その後、毛利宇宙飛行士のスペースシャトルでの活躍を目にして、宇宙開発事業団(旧NASDA、現JAXA)を志すようになりました。「ガンダムを見て、重力から解放された人間が世代を重ねればどのように変化するかに興味を持ちました。想像することと、実際に探査して確かめること。その両方が面白いんです」と話します。
高速で接近する謎に包まれた小惑星の観察
今村さんの取り組むミッションDESTINY⁺は、「はやぶさ」「はやぶさ2」に次ぐ、日本の小惑星探査ミッションです。
DESTINY⁺は、定期的に地球の公転軌道に接近する小惑星Phaethon(フェートン)を相対速度秒速35kmでフライバイ(近くを通り過ぎながら観察)するミッションです。フェートンはふたご座流星群の元となる小惑星で、太陽に最も接近する最大級小惑星の一つとして知られています(直径約6km)。通常、流星群の元となるのは彗星なのですが、フェートンは小惑星に分類されており、そのメカニズムについて天文学・惑星科学の分野で大きな謎として様々な議論がなされています。
(https://www.jaxa.jp/projects/sas/destiny/index_j.html)
また、このミッションでは2029年4月13日(金)に地球に最接近する小惑星Apophis(アポフィス)もフライバイする計画です。
災い転じて福となす “欲張りミッション”
DESTINY⁺は当初、日本が開発した小型の固体燃料ロケット「イプシロンSロケット」で打ち上げられる予定でした。しかし、イプシロンSロケットの開発が難航し、打ち上げ計画は見直しを迫られたそうです。どうすればフェートンにたどり着けるのか?と、チームは新しい道を模索しました。
その結果、ヨーロッパの探査機「RAMSES(ラムセス)」とH3ロケットでのあいのり打ち上げが決定。「小惑星アポフィスもフライバイすることが出来るようになり、2つのミッションを同時に実現できる “欲張りミッション” になりました」と今村さんは微笑みます。想定外の出来事から新しい挑戦が生まれる――まさに「災い転じて福となす」ミッションとなりました。
チームを導く “マネジメント” という技術
サブマネージャーという立場で、今村さんは専門分野の異なる多くの研究者や技術者をまとめています。「監督のような立場ですね。探査機・地上系・ロケットなど全体を見渡した上でどのようなシステムにすべきか、それぞれの専門家が最高の成果を出せる為にはどんな体制で進めるのが良いか、誰にお願いするか、どう協力するかなどを考えます」。
技術だけでなく、人や組織を動かす力も求められる仕事です。

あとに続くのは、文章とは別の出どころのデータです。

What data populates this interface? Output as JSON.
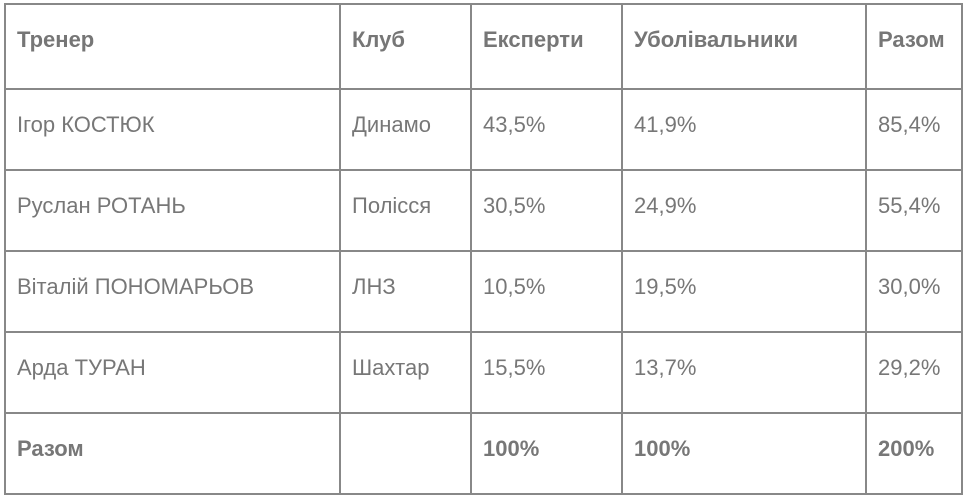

「プロジェクトを成功させるために必要なことは、何でもやる。それがマネージャーの役割です」と語る姿から、現場を支える責任の重さとやりがいが伝わってきました。
洛星で育まれた「自由」と「自分で考える力」
今村さんは洛星での勉強について「勉強しろとは一度も言われませんでした。自分のペースで取り組めたのが良かったです。洛星は “うまく軌道に乗せてくれる学校” だったと思います」と語ります。

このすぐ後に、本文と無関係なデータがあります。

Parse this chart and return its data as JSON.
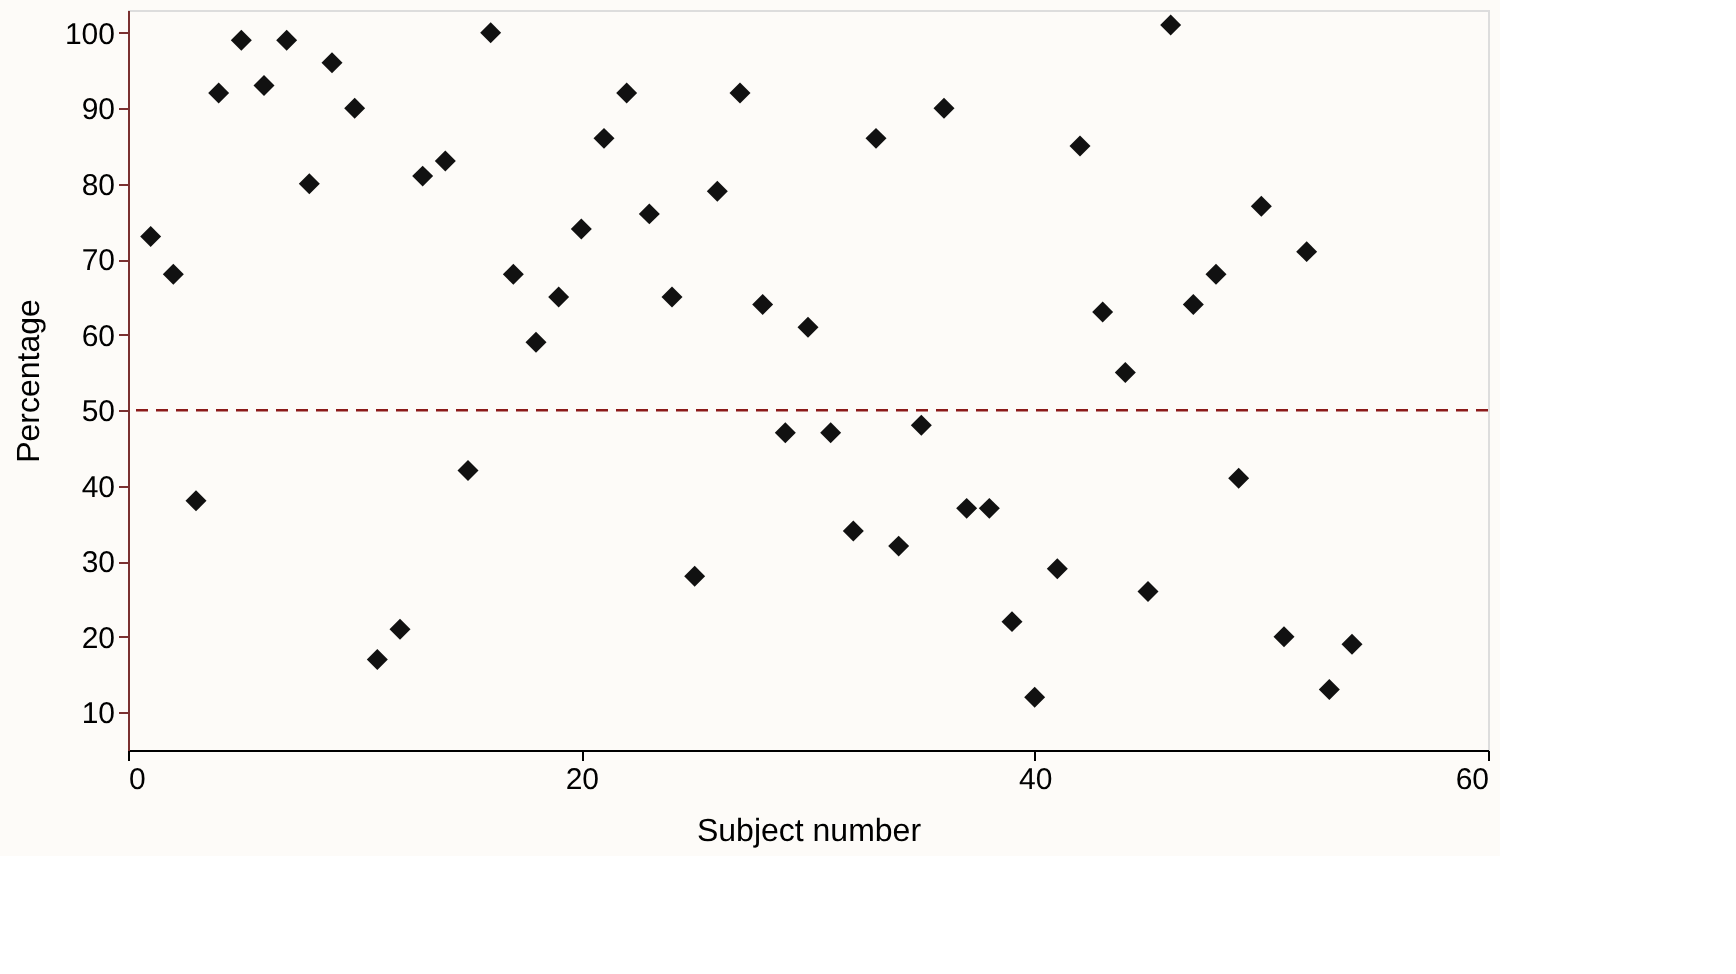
{
  "chart_data": {
    "type": "scatter",
    "xlabel": "Subject number",
    "ylabel": "Percentage",
    "x": [
      1,
      2,
      3,
      4,
      5,
      6,
      7,
      8,
      9,
      10,
      11,
      12,
      13,
      14,
      15,
      16,
      17,
      18,
      19,
      20,
      21,
      22,
      23,
      24,
      25,
      26,
      27,
      28,
      29,
      30,
      31,
      32,
      33,
      34,
      35,
      36,
      37,
      38,
      39,
      40,
      41,
      42,
      43,
      44,
      45,
      46,
      47,
      48,
      49,
      50,
      51,
      52,
      53,
      54
    ],
    "series": [
      {
        "color": "#111111",
        "values": [
          73,
          68,
          38,
          92,
          99,
          93,
          99,
          80,
          96,
          90,
          17,
          21,
          81,
          83,
          42,
          100,
          68,
          59,
          65,
          74,
          86,
          92,
          76,
          65,
          28,
          79,
          92,
          64,
          47,
          61,
          47,
          34,
          86,
          32,
          48,
          90,
          37,
          37,
          22,
          12,
          29,
          85,
          63,
          55,
          26,
          101,
          64,
          68,
          41,
          77,
          20,
          71,
          13,
          19
        ]
      }
    ],
    "marker": "diamond",
    "xlim": [
      0,
      60
    ],
    "xticks": [
      0,
      20,
      40,
      60
    ],
    "ylim": [
      5,
      103
    ],
    "yticks": [
      10,
      20,
      30,
      40,
      50,
      60,
      70,
      80,
      90,
      100
    ],
    "ref_lines": [
      {
        "axis": "y",
        "value": 50,
        "color": "#8b1a1a",
        "line_style": "dashed"
      }
    ],
    "grid": false,
    "legend": false
  }
}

部活動では、中学の頃はサッカー部に所属した後、ソフトテニス部に転部。「クラブ活動だけは必ず入りなさいと言われましたが、それ以外はとても自由でした」と振り返ります。放課後は部室でカードゲーム「ナポレオン」に夢中だったとか。
無理に押しつけるのではなく、少し背中を押してくれる――そんな環境が、今村さんの探究心の原点になったのかもしれません。
今、もう一度受けたい「宗教」の授業
「もし高校生に戻れるなら、もう一度 “宗教” の授業を受けたいです」と今村さんは話します。当時は意識していなかったそうですが、今になってその価値を感じるといいます。
「当時の先生は『勉強で忙しいだろうから内職してもいいよ』という感じで、自由にさせてくれていました。でも今振り返ると、人の生き方や考え方に触れられる貴重な時間だったんだなと思います。卒業して30年経った今だからこそ、もう一度聞いてみたい授業です」。

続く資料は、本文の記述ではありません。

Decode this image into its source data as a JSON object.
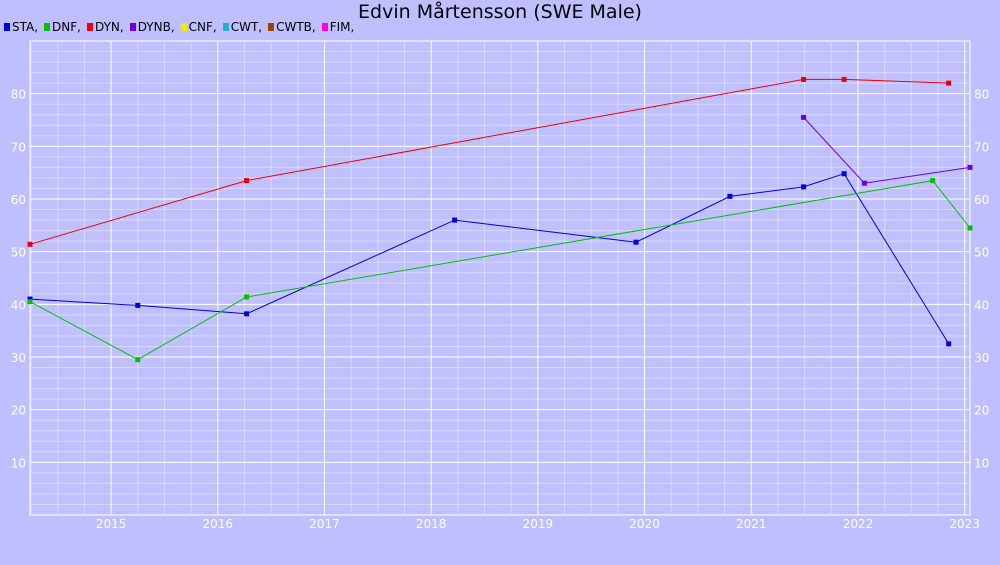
{
  "chart_data": {
    "type": "line",
    "title": "Edvin Mårtensson (SWE Male)",
    "xlabel": "",
    "ylabel": "",
    "x_ticks": [
      "2015",
      "2016",
      "2017",
      "2018",
      "2019",
      "2020",
      "2021",
      "2022",
      "2023"
    ],
    "y_ticks": [
      10,
      20,
      30,
      40,
      50,
      60,
      70,
      80
    ],
    "xlim": [
      2014.24,
      2023.05
    ],
    "ylim": [
      0,
      90
    ],
    "grid": true,
    "legend_position": "top-left",
    "legend": [
      {
        "label": "STA,",
        "color": "#0000dd"
      },
      {
        "label": "DNF,",
        "color": "#00c000"
      },
      {
        "label": "DYN,",
        "color": "#ee0000"
      },
      {
        "label": "DYNB,",
        "color": "#6a00e0"
      },
      {
        "label": "CNF,",
        "color": "#eeee00"
      },
      {
        "label": "CWT,",
        "color": "#20b0d0"
      },
      {
        "label": "CWTB,",
        "color": "#a04000"
      },
      {
        "label": "FIM,",
        "color": "#ff00ee"
      }
    ],
    "series": [
      {
        "name": "STA",
        "color": "#0000dd",
        "points": [
          [
            2014.24,
            41.0
          ],
          [
            2015.25,
            39.8
          ],
          [
            2016.27,
            38.2
          ],
          [
            2018.22,
            56.0
          ],
          [
            2019.92,
            51.8
          ],
          [
            2020.8,
            60.5
          ],
          [
            2021.49,
            62.3
          ],
          [
            2021.87,
            64.8
          ],
          [
            2022.85,
            32.5
          ]
        ]
      },
      {
        "name": "DNF",
        "color": "#00c000",
        "points": [
          [
            2014.24,
            40.5
          ],
          [
            2015.25,
            29.5
          ],
          [
            2016.27,
            41.4
          ],
          [
            2022.7,
            63.5
          ],
          [
            2023.05,
            54.5
          ]
        ]
      },
      {
        "name": "DYN",
        "color": "#ee0000",
        "points": [
          [
            2014.24,
            51.4
          ],
          [
            2016.27,
            63.5
          ],
          [
            2021.49,
            82.7
          ],
          [
            2021.87,
            82.7
          ],
          [
            2022.85,
            82.0
          ]
        ]
      },
      {
        "name": "DYNB",
        "color": "#6a00e0",
        "points": [
          [
            2021.49,
            75.5
          ],
          [
            2022.06,
            63.0
          ],
          [
            2023.05,
            66.0
          ]
        ]
      }
    ]
  }
}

人生経験を経て、学びの意味が深く心に届く――その言葉には、洛星の教育の奥行きと温かさが感じられました。
在校生と、これから洛星を目指す皆さんへ
今の洛星の生徒へ、そしてこれから入学を考えている小学生たちやその保護者の方へ、今村さんはこんなメッセージを寄せてくださいました。
「今の生徒には、自分の頭で考える力を大切にしてほしいです。私の時代も自由な校風で、その自由が成長のきっかけになりました。保護者の皆様は、是非お子さんの可能性を信じて、洛星に預けてみてください。」
次代へつなぐ宇宙開発
取材の最後、今村さんは今後の仕事について、次のように語ってくださいました。
「今までわからなかったことが分かるというのは、人間の知的好奇心や探究心を満たすことにつながります。そういう観点で皆さんに新しいことを届けたいです。
どの仕事もそうだと思いますが、小惑星探査は特に足の長い仕事です。多くの人と協力して探査機を作るのですが、観測したデータや持ち帰ったサンプルを解析するのは自分たちの代ではなく、もう次の世代になったりする。若い人たちの宇宙に対する情熱が大事になるので、是非興味のある人は一緒にやっていきましょう。」
小惑星の観測を通じて、太陽系の成り立ちを探る壮大なプロジェクトを支えている今村さんからは、少年のような探究心と宇宙のプロフェッショナルとしての矜持が感じられました。